Il 5 marzo 2022, però, decide di tornare. La scena che descrive è cupa: Marzia sarebbe apparsa instabile, con le gambe gonfie, incapace di reagire. «Oscillava avanti e indietro… e continuava a ripetere il nome di mia madre», dice. E aggiunge: «Era pietosa. Io provavo a parlarle, ma lei rifiutava perfino di farsi toccare».
I rapporti peggiorati dopo la morte di Alessandro
Secondo la ricostruzione di Anna Maria, all’inizio la convivenza tra la madre e Marzia era quasi familiare. Tutto sarebbe cambiato dopo la morte di Alessandro Vacchiano, il fratello di Anna Maria e compagno della giovane, morto nel 2019 per overdose. Da quel momento — sostiene la testimone — la madre avrebbe riversato su Marzia un’accusa silenziosa e costante, imputandole la responsabilità di quella perdita.
La Procura, nella propria contestazione, parla di violenze, umiliazioni e privazioni che avrebbero avuto lo scopo di annientare la personalità della ragazza, insieme ai ripetuti prelievi della pensione cui Marzia aveva diritto.
La descrizione delle presunte sevizie: “La trattava come una schiava”
La deposizione della giovane è un elenco doloroso di episodi che lei afferma di aver visto o appreso direttamente nella casa materna: rifiuto del cibo, impossibilità di lavarsi, sonno sul pavimento. «Diceva che doveva fare la schiava», racconta. Durante la deposizione Anna Maria Vacchiano ha ricostruito un altro episodio scioccante. “Gli chiedemmo di darle una sigaretta e lei gliela spinse in bocca”.
L’accusa riporta anche l’esistenza di una ferita provocata da un utensile da cucina arroventato. Anna Maria riferisce che la madre avrebbe marchiato Marzia con un forchettone, incidendole le iniziali. L’ultimo ricordo è uno dei più duri: «Quando l’ho vista l’ultima volta puzzava di pipì. Non aveva più i denti. Diceva che mia madre glieli aveva tolti con una tenaglia».
Poi il colpo di scena personale: «Non è la santa che vedete seduta lì. È la stessa persona che mi ha picchiata per tutta l’infanzia». E aggiunge: «Mi sento una fallita… non sono riuscita a salvarla».

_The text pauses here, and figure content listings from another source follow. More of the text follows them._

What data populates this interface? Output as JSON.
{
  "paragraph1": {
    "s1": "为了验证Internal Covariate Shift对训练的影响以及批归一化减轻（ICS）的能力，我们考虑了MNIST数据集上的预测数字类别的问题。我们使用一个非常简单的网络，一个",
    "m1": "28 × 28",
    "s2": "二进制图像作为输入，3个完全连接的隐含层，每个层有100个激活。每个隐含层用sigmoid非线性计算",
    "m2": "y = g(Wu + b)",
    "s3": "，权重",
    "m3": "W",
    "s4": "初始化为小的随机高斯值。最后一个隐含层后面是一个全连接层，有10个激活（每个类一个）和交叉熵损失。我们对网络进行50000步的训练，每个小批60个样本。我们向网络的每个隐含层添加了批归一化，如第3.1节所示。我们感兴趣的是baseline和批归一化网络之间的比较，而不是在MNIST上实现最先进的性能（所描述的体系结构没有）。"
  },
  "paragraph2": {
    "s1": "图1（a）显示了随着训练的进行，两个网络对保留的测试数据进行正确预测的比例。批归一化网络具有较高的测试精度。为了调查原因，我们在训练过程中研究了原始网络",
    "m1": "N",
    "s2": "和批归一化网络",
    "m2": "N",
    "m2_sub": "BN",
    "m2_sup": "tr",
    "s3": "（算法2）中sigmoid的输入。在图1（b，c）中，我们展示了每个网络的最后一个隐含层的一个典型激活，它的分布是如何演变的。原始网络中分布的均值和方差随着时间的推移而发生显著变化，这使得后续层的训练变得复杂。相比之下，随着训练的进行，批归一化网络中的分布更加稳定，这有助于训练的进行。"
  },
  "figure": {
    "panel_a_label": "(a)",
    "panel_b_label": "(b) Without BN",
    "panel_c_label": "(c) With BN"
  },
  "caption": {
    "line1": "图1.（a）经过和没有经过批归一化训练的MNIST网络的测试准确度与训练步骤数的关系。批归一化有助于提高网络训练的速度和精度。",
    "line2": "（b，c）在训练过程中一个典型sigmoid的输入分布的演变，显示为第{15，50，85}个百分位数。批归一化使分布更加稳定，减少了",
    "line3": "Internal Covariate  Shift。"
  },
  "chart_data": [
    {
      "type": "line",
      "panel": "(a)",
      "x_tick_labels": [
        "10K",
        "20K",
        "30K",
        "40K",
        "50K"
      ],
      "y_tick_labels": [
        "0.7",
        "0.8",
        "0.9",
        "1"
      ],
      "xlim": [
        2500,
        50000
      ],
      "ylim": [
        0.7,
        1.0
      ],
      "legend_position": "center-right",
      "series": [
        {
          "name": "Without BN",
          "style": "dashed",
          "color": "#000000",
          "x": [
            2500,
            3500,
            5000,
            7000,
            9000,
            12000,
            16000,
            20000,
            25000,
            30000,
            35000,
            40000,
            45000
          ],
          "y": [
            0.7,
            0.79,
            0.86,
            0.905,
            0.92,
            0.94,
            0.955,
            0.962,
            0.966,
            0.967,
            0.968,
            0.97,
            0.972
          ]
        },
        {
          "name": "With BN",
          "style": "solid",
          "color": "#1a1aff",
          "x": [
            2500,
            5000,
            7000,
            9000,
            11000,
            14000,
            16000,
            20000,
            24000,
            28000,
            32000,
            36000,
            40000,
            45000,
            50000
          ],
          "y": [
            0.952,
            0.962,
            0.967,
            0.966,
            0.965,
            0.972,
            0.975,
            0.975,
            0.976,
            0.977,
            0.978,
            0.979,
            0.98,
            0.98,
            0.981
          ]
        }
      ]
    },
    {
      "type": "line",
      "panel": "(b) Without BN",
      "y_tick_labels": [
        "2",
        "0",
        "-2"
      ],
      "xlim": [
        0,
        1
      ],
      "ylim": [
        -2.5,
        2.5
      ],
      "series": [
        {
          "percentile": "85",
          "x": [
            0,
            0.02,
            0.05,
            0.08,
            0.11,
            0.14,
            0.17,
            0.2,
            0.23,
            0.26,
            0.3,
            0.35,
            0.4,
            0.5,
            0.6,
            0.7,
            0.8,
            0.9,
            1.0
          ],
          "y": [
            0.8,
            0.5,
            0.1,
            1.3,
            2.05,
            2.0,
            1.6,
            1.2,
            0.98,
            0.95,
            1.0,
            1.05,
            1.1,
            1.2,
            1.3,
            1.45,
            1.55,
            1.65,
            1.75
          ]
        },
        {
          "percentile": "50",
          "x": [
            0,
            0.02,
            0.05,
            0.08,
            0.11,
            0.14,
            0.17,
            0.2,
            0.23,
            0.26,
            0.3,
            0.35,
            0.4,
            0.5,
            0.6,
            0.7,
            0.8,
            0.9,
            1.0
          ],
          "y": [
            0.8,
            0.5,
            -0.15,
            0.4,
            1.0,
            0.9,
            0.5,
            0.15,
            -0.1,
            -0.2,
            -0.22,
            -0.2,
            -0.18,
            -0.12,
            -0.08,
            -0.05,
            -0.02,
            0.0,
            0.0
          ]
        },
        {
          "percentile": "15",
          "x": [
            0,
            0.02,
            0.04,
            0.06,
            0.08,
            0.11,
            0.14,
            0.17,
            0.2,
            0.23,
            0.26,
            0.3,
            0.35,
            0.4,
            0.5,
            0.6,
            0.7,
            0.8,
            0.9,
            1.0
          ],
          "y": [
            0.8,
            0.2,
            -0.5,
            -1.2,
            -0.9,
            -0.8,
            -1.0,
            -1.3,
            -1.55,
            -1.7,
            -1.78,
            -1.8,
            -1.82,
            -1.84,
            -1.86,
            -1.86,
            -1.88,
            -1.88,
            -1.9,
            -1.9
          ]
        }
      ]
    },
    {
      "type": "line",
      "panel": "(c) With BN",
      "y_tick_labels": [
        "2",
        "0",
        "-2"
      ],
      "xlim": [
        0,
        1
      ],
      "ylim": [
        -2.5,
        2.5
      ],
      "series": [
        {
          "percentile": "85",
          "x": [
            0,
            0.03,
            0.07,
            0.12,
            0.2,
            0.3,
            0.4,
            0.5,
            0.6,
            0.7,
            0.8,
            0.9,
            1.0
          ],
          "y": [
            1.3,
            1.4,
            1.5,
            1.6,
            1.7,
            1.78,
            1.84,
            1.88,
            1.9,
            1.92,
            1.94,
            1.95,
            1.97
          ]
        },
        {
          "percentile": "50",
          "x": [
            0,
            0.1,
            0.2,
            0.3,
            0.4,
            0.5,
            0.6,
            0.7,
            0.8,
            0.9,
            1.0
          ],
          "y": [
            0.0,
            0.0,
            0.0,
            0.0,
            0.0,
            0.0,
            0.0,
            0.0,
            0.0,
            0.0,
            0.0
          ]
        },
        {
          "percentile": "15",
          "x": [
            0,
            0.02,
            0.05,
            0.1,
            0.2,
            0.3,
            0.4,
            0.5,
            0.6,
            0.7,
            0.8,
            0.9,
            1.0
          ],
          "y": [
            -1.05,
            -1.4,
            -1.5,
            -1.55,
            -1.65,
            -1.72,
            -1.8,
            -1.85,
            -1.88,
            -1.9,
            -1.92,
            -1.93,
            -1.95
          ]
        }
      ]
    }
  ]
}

Dalla scomparsa alla svolta: la videochiamata e la frase che cambia tutto
Dopo la scomparsa di Marzia, il suo nome scivola nell’ombra. Nessun avvistamento certo, solo voci e sospetti. La svolta sarebbe arrivata da una videochiamata Instagram tra due fratelli, figli degli imputati. In lacrime, uno di loro pronuncia una frase che riapre tutto: «L’abbiamo soffocata».
Il 25 ottobre 2022 il corpo viene ritrovato in un casolare abbandonato.
L’indagine, le accuse e il processo
Il 19 aprile 2023 i carabinieri eseguono tre misure cautelari per Barbara Vacchiano, Damiano Noschese e il figlio minorenne. L’impianto accusatorio include omicidio, occultamento di cadavere, tortura, sequestro di persona, maltrattamenti e indebito utilizzo della pensione di invalidità.
La perizia medico-legale del giugno 2023 stabilisce che Marzia è morta per strozzamento con pressione sull’osso ioide. Nell’autunno successivo arriva il nulla osta alla sepoltura, a indagini concluse.
Il processo davanti alla Corte d’Assise inizia nel dicembre 2023. Il minore viene giudicato a parte: condanna iniziale a 16 anni, poi ridotta a 10.